Sekaligus mewujudkan cinta yang kokoh berlandaskan keridhoan Illahi. Cinta yang mampu menghilangkan semua penghalang. Cinta yang mampu menyingkirkan kegelapan dan membawa pada cahaya terang.
Cinta karenaNya akan memberi kemuliaan bagi manusia, tidak hanya di dunia tetapi juga di akhirat. Dimana kelak, mimbar-mimbar cahaya akan mereka dapat. Mimbar penuh cahaya yang sungguh indah terlihat. Hingga para nabi dan syuhada pun terpikat. Menunjukkan betapa cinta yang demikian sungguh memikat.

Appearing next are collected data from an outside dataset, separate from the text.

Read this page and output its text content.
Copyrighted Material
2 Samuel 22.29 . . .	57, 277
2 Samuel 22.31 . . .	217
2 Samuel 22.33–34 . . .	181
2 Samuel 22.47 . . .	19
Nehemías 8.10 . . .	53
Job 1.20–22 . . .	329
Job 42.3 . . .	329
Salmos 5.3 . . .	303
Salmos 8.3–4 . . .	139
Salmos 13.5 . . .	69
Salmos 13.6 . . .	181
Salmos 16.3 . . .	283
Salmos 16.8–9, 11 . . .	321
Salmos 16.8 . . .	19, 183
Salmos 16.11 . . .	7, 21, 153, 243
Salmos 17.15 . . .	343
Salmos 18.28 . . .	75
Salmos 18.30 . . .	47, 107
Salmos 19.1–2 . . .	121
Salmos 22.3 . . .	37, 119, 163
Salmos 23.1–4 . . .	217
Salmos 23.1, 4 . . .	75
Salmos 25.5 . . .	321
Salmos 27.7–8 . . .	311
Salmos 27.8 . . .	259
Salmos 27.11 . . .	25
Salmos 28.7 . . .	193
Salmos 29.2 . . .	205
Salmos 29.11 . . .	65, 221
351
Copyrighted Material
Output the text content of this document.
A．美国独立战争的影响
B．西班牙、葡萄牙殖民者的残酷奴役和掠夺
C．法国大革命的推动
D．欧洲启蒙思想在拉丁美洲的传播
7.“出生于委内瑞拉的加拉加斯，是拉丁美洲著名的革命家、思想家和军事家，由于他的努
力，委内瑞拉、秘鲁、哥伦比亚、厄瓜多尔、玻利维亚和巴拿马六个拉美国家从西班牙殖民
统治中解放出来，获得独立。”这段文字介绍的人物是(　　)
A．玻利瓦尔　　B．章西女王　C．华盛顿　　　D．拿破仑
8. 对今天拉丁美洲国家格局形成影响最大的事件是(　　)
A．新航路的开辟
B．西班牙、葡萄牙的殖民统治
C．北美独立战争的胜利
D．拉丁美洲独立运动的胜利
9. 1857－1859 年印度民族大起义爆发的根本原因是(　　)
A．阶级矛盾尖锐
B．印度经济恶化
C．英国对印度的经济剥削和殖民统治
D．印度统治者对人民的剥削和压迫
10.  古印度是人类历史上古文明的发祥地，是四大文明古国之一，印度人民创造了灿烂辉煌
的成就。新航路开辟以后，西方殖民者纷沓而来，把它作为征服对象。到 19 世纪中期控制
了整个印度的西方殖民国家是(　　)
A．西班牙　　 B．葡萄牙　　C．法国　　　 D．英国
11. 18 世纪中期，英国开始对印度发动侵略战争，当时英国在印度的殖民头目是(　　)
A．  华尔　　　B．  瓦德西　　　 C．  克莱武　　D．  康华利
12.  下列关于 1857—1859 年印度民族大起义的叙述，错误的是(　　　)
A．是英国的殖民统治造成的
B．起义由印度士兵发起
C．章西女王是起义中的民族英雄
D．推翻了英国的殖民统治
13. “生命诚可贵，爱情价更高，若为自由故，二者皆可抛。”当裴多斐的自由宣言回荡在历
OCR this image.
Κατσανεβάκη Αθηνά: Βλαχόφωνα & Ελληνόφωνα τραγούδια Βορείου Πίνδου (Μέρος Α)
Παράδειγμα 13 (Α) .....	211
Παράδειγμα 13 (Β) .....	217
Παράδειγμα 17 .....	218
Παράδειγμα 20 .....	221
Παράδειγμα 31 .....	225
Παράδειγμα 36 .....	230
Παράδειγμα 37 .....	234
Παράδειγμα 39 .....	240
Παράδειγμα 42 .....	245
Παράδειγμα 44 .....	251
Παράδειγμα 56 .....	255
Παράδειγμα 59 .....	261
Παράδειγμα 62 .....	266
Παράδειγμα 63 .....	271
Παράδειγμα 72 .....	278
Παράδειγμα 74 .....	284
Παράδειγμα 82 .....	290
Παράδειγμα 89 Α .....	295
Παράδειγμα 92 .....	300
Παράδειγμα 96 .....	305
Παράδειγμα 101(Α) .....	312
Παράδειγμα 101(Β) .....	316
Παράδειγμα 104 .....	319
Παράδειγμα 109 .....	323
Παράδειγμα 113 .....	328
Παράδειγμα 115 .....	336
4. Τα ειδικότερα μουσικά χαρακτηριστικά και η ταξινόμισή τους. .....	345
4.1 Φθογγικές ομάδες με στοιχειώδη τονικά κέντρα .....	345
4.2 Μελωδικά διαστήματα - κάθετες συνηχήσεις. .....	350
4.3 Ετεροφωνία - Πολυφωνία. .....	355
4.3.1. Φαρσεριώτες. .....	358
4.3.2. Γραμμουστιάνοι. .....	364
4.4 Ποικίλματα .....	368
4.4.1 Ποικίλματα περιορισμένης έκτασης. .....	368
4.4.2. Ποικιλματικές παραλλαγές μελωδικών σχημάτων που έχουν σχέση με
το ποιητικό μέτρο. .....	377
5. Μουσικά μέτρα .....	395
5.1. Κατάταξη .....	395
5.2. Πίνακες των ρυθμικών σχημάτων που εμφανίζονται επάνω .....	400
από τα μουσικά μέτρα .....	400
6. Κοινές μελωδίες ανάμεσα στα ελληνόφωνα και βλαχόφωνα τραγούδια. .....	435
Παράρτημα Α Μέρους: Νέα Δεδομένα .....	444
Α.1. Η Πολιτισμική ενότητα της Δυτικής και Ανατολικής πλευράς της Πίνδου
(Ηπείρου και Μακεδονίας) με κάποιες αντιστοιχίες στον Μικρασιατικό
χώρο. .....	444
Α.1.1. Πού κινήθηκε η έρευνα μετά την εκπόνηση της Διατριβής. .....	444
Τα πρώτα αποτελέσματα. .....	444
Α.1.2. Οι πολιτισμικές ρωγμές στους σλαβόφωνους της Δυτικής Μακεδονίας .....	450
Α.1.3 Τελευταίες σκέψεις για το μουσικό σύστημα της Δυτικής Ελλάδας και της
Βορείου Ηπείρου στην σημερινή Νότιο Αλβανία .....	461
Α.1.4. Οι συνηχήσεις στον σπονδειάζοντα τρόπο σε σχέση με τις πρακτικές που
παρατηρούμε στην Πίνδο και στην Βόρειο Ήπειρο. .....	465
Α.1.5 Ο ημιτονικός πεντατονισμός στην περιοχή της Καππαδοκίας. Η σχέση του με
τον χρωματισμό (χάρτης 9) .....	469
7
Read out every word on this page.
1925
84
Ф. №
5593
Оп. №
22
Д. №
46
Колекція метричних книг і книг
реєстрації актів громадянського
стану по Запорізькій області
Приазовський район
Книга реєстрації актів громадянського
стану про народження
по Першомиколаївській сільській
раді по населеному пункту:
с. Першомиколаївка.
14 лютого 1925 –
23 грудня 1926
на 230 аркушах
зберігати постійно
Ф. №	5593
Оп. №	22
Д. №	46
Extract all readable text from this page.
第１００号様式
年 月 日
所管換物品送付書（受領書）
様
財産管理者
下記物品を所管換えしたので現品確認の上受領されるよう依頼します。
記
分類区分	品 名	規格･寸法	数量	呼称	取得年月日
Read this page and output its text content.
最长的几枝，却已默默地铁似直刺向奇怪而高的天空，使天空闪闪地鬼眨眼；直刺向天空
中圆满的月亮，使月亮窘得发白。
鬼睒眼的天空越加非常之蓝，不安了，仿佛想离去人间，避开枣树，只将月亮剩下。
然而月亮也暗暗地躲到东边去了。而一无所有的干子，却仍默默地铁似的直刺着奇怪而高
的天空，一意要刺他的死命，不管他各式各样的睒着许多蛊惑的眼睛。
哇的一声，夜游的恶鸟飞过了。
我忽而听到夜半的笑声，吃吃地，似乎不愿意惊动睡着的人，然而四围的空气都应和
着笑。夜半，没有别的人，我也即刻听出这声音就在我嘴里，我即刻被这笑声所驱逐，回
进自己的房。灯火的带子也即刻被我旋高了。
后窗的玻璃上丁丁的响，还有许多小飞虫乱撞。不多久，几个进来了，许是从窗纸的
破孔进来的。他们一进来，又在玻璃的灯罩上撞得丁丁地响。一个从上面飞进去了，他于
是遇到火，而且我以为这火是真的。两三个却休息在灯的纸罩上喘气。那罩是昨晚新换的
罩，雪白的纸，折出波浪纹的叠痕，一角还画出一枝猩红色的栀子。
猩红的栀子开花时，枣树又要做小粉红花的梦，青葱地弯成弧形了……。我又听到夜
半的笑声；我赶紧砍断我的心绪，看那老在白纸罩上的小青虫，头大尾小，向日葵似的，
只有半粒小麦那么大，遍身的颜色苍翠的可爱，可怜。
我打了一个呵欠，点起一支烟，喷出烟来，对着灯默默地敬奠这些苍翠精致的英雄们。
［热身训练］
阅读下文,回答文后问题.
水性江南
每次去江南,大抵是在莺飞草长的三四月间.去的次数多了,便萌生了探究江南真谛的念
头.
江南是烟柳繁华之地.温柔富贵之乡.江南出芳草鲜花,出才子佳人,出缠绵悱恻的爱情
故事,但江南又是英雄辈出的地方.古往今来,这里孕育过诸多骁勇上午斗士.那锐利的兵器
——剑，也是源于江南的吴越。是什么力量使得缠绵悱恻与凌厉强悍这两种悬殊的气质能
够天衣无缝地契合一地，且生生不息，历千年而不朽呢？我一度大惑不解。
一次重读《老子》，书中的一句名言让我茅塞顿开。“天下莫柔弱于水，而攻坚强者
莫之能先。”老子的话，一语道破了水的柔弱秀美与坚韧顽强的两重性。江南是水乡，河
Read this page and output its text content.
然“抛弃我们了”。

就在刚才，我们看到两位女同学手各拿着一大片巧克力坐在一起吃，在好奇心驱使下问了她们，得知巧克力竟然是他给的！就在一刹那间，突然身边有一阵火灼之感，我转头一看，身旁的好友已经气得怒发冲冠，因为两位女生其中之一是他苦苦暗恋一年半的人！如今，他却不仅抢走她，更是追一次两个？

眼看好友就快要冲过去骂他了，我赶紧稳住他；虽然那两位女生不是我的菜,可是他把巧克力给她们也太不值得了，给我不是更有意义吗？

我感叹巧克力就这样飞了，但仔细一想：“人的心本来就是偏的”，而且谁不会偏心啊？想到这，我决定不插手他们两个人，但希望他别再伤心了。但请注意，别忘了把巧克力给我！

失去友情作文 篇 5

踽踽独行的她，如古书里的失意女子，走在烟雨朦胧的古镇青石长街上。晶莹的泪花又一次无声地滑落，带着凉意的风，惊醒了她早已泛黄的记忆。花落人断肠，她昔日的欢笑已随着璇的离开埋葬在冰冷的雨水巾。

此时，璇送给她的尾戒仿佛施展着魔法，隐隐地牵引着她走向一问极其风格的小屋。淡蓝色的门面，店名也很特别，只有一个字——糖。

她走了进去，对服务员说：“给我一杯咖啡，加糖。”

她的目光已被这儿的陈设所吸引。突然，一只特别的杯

“Di sekitar Arsy ada menara-menara dari cahaya, didalamnya ada orang-orang yang pakaiannya dari cahaya, dari wajah-wajah mereka bercahaya, mereka bukan para Nabi ataupun Syuhada. Para Nabi dan syuhada iri kepada mereka. Ketika ditanya para sahabat, “Siapakah mereka ya Rasulullah?” Rasulullah menjawab, “Mereka adalah orang-orang yang saling mencintai karena Allah saling bersahabat karena Allah dan saling berkunjung karena Allah.” (HR Tirmidzi)
Dalam hadits lain dari Umar bin al-Khathab, diriwayatkan oleh Ibnu Abdil Bar dalam at-Tahmid, Rasululullah Shallallahu ‘alaihi wasallam bersabda: Allah mempunyaihamba-hamba yang bukan nabi dan bukan syuhada, tapi para nabi dan syuhada tertarik oleh kedudukan mereka di sisi Allah. Para sahabat berkata, “Wahai Rasulullah, siapa mereka dan bagaimana amal mereka? Semoga saja kami bisa mencintai mereka.”Rasulullah Shallallahu ‘alaihi wasallam bersabda, “Mereka adalah suatu kaum yang saling mencintai dengan karunia dari Allah. Mereka tidak memiliki hubungan nasab dan tidak memiliki harta yang mereka kelola bersama. Demi Allah keberadaan mereka adalah cahaya dan mereka kelak akan ada di atas mimbar-mimbar dari cahaya. Mereka tidak merasa takut ketika banyak manusia merasa takut. Mereka tidak bersedih ketika banyak manusia bersedih,” Kemudian Rasulullah Shallallahu ‘alaihi wasallam membacakan firman Allah: “Ingatlah, sesungguhnya wali-wali Allah itu, tidak ada kekhawatiran terhadap mereka dan tidak pula mereka bersedih hati (TQS Yunus: 62).”
Sungguh tingginya posisi muslim yang melandaskan cintanya karena Allah semata. Allah sudah janjikan kemuliaannya dan rasulullah pun juga telah mengabarkannya. Tidakkah kita ingin mendapatkannya? Wallahu a’lam bish-shawab[]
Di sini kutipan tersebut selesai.